Kelara smoothed a stray strand from Lysa’s braid.
“Eyes open. Feet quieter than your brother’s pride.”
Jerric tried—and failed—not to smile.
By midmorning, the gate lifted and Lysa slipped through, cloak neat, quiver light. She did not look back.
— — —
Evening settled over the courtyard. The kitchens sent up the last scents of lamb and rosemary, and the day settled into its quieter temper. In the war room, Petric and Jorlan sat across a chessboard scarred by decades of hands.
Jorlan moved a bishop, then leaned back.
“If we were pieces on this board, you’d be the knight.”

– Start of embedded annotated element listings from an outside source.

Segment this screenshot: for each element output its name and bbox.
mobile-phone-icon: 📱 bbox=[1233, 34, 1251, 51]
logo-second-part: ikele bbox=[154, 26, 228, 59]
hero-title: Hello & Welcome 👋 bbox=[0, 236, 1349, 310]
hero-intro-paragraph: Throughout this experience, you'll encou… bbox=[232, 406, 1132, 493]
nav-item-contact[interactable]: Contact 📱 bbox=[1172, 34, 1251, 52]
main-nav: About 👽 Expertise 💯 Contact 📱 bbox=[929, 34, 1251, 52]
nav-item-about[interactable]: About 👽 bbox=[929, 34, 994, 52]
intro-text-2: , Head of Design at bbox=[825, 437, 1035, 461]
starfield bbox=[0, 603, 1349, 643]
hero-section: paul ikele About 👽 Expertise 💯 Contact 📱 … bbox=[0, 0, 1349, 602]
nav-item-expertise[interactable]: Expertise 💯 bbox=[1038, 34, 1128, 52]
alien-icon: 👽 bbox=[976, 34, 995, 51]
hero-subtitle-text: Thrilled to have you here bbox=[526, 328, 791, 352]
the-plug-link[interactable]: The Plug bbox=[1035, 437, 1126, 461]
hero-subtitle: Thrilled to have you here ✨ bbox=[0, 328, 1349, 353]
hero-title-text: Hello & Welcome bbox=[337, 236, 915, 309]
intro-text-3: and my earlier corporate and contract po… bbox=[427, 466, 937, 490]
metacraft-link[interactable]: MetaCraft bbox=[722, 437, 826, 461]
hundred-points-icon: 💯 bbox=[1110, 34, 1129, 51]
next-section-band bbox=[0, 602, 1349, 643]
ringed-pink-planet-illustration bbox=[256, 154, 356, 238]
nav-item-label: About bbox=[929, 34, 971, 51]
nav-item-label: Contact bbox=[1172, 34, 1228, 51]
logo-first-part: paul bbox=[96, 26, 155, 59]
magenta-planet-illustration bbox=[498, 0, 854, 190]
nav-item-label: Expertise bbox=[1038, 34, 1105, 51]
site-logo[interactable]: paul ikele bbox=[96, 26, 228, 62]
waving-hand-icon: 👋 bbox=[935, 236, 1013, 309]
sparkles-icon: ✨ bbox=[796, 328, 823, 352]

Petric raised a brow. “Why the knight?”
“Always charging forward,” Jorlan said, “even if the board isn’t ready for you.”
Petric’s mouth twitched.
“And you?”
“Boring answer.” Jorlan tapped a place on the board. “The one who sees three moves others miss.”
Outside, laughter rose from the training yard. Nell had planted his elbows on a barrel, sleeves shoved to his shoulders, grinning like a man about to make trouble. Jerric slid into place across from him, fingers laced, knuckles white.
“You sure, kid?” Nell asked. “I’ve dislocated elbows for sport.”
“You think I’ve never had mine popped back in?” Jerric shot back.
They strained. For a heartbeat the world was nothing but wood, bone, and breath. Nell’s grin widened. Jerric shifted, found a better angle, teeth gritted with effort. The press wavered—then slammed to the barrel with a thud that drew a chorus of whoops from the wall guards. No one was entirely sure who’d won, which only made the noise louder.
Kelara watched from the steps, shaking her head, amused despite herself. Petric stepped to the doorway just long enough to watch Jerric rubbing his forearm while Nell clapped him on the back as though victory were something shared.
He returned to the board. Jorlan hadn’t shifted from his seat.
“Your turn,” Jorlan said. The candle between them guttered once, then steadied.
Night gathered. The yard emptied. The map waited on its table. And somewhere on the far side of the realm, the mountains held their breath as a single rider slipped among their shadows.